Fitting 44% More Data on a C64/1541 Floppy Disk

The physical data format on a Commodore 1541 5¼-inch floppy disk as used by the C64 is completely defined in software. The drive’s operating system fits 170 KB on a disk. This article explores different strategies, each with its pros and cons, to fit up to 246 KB.

Regular 1541 Disk Format

These are the specifications of the original 5¼-inch “minifloppy” from 1976:

  • 35 tracks
  • radius of outermost track: 57.150 mm
  • track spacing: 1/48 inch (i.e. 48 tpi, tracks-per-inch)
  • track capacity: 50 Kbit/track1 (= 25.4 bytes per millimeter on track 35)

The Shugart SA-400 drive, which defined the minifloppy, included a controller that formatted the disk with 90 KB. Like Apple, Commodore bought just the mechanism without the controller (Shugart called this the SA-390), and used its own 6502-based system as the controller (which was cheaper) and defined their own format (which made better use of the disk).

The Shugart format was using the same number of sectors on each track. But tracks on the outside are longer: track 1 is 46% longer than track 35. And if the material on the disk must be able to hold 50 Kbit on track 35, it must be safe to store 70 KBit on track 1. The combined length of all tracks is 10590 mm, so based on the 50 KBit for track 35, the whole disk can hold 269 KB2, if every track is read and written at its individual speed.

Commodore chose to support four speed zones.
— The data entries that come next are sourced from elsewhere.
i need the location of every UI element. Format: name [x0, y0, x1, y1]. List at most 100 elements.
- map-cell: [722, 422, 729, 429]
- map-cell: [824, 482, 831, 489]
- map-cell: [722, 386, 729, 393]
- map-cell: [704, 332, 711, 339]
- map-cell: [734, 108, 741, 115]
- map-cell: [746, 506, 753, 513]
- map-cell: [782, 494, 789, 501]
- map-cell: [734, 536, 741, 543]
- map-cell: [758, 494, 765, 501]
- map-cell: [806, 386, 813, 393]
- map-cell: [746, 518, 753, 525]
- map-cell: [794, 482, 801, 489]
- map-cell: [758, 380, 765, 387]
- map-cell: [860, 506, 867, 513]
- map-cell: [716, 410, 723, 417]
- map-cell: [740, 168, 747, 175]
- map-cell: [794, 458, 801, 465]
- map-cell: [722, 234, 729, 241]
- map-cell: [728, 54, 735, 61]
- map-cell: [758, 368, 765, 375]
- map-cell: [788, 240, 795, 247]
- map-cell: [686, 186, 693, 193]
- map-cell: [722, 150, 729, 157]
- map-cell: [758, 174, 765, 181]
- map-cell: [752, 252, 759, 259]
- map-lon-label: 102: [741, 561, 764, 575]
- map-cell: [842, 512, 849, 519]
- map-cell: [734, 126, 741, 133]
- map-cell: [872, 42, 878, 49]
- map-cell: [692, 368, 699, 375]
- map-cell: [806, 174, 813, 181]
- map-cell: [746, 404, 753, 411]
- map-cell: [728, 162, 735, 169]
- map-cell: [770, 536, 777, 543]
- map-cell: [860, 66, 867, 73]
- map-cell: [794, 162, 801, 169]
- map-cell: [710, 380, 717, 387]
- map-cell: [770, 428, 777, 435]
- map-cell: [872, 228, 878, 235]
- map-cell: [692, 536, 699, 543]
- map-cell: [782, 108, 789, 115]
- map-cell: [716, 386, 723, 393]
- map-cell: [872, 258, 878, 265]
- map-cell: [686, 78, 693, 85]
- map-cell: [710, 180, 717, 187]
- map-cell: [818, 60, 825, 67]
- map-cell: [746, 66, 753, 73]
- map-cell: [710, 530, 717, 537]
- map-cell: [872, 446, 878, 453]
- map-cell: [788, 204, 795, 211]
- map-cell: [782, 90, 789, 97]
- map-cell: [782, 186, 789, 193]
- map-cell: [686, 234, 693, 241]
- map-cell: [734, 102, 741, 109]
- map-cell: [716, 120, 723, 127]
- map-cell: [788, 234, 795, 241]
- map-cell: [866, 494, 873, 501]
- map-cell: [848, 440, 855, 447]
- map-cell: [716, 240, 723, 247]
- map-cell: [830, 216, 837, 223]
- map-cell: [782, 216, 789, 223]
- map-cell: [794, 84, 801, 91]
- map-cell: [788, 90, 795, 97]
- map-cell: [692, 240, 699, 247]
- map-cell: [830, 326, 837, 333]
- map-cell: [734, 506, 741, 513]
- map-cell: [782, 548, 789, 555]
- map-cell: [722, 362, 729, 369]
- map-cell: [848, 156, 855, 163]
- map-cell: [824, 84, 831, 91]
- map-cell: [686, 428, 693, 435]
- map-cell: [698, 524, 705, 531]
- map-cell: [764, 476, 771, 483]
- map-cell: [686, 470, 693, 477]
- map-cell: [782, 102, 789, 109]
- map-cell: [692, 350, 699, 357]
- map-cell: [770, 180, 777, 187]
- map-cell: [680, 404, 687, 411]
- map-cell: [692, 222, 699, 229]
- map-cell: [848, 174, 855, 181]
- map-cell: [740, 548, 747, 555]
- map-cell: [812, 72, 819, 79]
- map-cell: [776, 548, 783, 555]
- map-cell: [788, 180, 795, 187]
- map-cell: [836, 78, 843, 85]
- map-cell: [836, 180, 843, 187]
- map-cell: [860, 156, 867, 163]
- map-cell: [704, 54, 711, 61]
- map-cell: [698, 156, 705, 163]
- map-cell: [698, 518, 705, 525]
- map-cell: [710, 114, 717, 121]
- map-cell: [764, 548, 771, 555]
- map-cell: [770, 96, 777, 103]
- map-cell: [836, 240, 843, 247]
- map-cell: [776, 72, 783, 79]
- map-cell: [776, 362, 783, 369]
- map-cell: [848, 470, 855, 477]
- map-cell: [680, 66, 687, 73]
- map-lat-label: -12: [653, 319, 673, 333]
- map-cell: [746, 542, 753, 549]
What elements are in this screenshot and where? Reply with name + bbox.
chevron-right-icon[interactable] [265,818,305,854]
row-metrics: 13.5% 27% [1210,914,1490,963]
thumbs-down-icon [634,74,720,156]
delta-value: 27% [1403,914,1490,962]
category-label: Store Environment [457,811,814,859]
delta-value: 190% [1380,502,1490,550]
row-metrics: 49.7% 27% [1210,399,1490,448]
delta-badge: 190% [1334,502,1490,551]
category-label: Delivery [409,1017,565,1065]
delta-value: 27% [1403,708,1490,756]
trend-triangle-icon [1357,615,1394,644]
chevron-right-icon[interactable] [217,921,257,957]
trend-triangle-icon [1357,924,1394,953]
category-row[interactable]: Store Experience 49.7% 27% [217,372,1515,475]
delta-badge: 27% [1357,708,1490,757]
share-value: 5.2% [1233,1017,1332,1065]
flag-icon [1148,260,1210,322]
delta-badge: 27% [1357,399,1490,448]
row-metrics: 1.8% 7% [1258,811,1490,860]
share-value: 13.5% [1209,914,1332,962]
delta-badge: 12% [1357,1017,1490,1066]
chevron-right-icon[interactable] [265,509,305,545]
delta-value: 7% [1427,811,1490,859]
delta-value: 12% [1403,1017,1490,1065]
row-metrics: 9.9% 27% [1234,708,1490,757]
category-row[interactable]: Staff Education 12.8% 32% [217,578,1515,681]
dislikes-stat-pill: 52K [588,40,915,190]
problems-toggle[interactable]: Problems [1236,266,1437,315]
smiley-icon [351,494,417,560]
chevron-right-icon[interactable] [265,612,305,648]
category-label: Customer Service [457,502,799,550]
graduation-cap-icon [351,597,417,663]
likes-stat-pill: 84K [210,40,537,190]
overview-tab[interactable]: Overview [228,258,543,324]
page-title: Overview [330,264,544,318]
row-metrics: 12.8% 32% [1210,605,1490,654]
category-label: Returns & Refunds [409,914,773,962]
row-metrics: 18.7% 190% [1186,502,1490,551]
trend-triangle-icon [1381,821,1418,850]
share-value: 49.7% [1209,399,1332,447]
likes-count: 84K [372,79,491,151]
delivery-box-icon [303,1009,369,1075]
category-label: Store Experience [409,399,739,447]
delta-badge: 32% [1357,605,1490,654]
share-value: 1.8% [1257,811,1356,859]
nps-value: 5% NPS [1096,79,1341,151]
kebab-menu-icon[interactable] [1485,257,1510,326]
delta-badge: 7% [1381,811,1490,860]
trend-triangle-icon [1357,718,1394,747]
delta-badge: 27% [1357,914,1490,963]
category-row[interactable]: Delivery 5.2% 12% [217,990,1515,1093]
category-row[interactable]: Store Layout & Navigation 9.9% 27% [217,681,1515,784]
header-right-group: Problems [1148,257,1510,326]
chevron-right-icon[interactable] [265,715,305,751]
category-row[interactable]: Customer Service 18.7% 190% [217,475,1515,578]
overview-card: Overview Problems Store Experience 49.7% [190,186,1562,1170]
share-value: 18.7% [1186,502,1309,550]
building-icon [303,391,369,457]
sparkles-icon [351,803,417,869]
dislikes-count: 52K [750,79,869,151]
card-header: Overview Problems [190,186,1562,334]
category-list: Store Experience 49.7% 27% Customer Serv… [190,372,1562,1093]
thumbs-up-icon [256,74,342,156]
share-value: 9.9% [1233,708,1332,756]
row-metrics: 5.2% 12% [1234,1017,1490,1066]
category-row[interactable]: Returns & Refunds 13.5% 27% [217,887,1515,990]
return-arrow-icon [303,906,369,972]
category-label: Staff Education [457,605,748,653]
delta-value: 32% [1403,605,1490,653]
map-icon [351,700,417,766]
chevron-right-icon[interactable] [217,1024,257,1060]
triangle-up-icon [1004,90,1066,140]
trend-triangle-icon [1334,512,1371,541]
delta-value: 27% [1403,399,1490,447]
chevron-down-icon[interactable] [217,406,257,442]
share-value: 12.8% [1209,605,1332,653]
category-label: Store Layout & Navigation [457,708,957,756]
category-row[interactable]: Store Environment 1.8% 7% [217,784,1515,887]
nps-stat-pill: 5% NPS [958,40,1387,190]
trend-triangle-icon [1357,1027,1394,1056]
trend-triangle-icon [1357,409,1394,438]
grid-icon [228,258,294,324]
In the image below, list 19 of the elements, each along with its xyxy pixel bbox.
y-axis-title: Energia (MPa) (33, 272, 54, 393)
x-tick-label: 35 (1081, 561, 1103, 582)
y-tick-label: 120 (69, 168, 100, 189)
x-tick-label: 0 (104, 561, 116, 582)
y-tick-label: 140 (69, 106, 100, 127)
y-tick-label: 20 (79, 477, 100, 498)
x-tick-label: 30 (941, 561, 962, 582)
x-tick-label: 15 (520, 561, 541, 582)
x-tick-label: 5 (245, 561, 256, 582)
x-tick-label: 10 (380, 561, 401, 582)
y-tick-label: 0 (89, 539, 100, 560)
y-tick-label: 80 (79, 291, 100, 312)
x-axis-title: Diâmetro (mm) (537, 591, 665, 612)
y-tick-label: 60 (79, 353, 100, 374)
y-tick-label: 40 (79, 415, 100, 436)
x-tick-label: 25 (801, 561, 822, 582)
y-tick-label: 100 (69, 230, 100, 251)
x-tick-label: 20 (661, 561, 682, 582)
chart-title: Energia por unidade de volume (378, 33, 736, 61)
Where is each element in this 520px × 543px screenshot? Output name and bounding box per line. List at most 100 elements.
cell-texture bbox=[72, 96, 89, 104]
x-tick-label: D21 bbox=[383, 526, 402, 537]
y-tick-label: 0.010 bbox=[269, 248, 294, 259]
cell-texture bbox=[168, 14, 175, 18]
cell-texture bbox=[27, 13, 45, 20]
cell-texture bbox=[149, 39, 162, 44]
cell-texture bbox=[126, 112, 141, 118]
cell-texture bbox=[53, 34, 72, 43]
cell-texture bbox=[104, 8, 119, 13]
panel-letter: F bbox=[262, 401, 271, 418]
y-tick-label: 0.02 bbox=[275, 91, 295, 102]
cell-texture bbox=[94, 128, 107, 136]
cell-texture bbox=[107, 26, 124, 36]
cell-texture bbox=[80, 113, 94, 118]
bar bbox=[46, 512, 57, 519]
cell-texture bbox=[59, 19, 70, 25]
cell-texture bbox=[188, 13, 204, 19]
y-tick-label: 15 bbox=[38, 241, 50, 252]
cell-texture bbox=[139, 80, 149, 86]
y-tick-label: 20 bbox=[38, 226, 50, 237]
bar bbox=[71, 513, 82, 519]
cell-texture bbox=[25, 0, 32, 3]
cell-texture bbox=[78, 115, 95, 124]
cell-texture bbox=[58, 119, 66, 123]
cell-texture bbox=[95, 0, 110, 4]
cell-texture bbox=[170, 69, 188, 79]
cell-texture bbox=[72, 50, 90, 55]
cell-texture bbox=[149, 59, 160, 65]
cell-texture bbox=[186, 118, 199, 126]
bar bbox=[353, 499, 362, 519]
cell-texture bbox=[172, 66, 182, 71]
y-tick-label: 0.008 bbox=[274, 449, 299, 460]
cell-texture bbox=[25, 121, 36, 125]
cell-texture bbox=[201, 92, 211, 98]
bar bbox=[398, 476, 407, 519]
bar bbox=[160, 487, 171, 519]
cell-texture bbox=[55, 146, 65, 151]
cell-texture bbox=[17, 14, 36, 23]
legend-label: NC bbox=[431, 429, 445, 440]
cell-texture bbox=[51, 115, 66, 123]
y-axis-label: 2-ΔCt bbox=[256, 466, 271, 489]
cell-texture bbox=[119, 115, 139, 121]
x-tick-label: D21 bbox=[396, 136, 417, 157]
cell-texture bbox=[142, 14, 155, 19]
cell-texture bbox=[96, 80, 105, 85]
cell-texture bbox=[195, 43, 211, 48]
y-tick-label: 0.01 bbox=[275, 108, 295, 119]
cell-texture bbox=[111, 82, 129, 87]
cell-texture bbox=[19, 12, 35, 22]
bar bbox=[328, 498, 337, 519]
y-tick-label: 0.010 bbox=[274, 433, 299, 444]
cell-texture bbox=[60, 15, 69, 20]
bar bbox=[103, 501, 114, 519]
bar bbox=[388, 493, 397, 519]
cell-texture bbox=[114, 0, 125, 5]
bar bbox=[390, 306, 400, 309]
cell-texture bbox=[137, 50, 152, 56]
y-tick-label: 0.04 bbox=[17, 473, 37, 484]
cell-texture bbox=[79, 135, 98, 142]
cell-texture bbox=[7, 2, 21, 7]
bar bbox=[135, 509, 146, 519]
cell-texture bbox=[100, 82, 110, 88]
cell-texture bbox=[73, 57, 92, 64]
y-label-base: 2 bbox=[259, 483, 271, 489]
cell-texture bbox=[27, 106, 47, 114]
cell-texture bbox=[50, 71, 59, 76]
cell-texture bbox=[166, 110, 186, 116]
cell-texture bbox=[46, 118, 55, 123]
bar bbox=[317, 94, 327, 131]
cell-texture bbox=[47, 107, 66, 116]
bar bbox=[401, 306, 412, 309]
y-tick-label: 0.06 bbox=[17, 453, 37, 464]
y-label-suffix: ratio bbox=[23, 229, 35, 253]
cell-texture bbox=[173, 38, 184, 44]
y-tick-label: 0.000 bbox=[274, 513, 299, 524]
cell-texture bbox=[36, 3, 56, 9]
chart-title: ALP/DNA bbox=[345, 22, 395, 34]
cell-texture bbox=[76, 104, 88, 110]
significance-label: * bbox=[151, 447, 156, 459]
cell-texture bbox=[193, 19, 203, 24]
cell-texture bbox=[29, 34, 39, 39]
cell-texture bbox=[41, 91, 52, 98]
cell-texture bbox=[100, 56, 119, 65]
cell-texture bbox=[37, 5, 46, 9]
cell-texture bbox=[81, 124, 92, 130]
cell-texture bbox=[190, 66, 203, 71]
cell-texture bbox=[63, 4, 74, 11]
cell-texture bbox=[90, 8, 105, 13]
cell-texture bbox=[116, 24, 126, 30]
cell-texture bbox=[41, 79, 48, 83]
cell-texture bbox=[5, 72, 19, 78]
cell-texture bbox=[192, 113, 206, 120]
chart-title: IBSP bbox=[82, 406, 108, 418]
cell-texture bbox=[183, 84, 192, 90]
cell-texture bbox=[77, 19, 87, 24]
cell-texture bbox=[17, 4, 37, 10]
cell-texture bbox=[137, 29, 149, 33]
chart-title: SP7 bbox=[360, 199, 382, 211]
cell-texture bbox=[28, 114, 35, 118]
The fastest one on the outside tracks reads and writes a byte every 26 µs (at 300 rpm), the slowest one on the inside does this every 32 µs.

Track # Sectors Speed Zone µs/Byte Raw Kbit/Track
1 – 17 21 3 26 60.0
18 – 24 19 2 28 55.8
25 – 30 18 1 30 52.1
31 – 35 17 0 32 48.8

The following graph shows the data densities per millimeter for tracks 1 to 35. The 25.4 bytes per millimeter of the original specification are never exceeded3. (An optimum scheme would max out the 25.4 bytes/mm on all tracks.)

It is interesting to note that track 18, which holds the filesystem metadata, and is therefore the most important track of the disk, has a comparably low density and should therefore have higher reliability.

With the 17 to 21 sectors per track, this makes a total of 683 sectors of 256 bytes each, or 170.75 KB.

Tracks 36-41

While the original “minifloppy” disk format only specified 35 tracks, later disks (with larger cutouts) and drive mechanics supported 40 tracks.

While the firmware of all 48 tpi Commodore 5¼-inch drives stayed with the original 35 track format, the mechanics of the 1541 and later drives are designed for 40 tracks, and in practice, all drives can even reach track 41, and the magnetic layer of disks is still reliable on track 41 as well4.

There have always been a number of tools to format, read and write data in tracks 36-40 (or 41). They usually use speed zone 0, the slowest one, so each track fits another 17 sectors, for a total of 85 (or 102) extra sectors, or 21 (25) KB. This is a disk capacity increase of 12% (15%).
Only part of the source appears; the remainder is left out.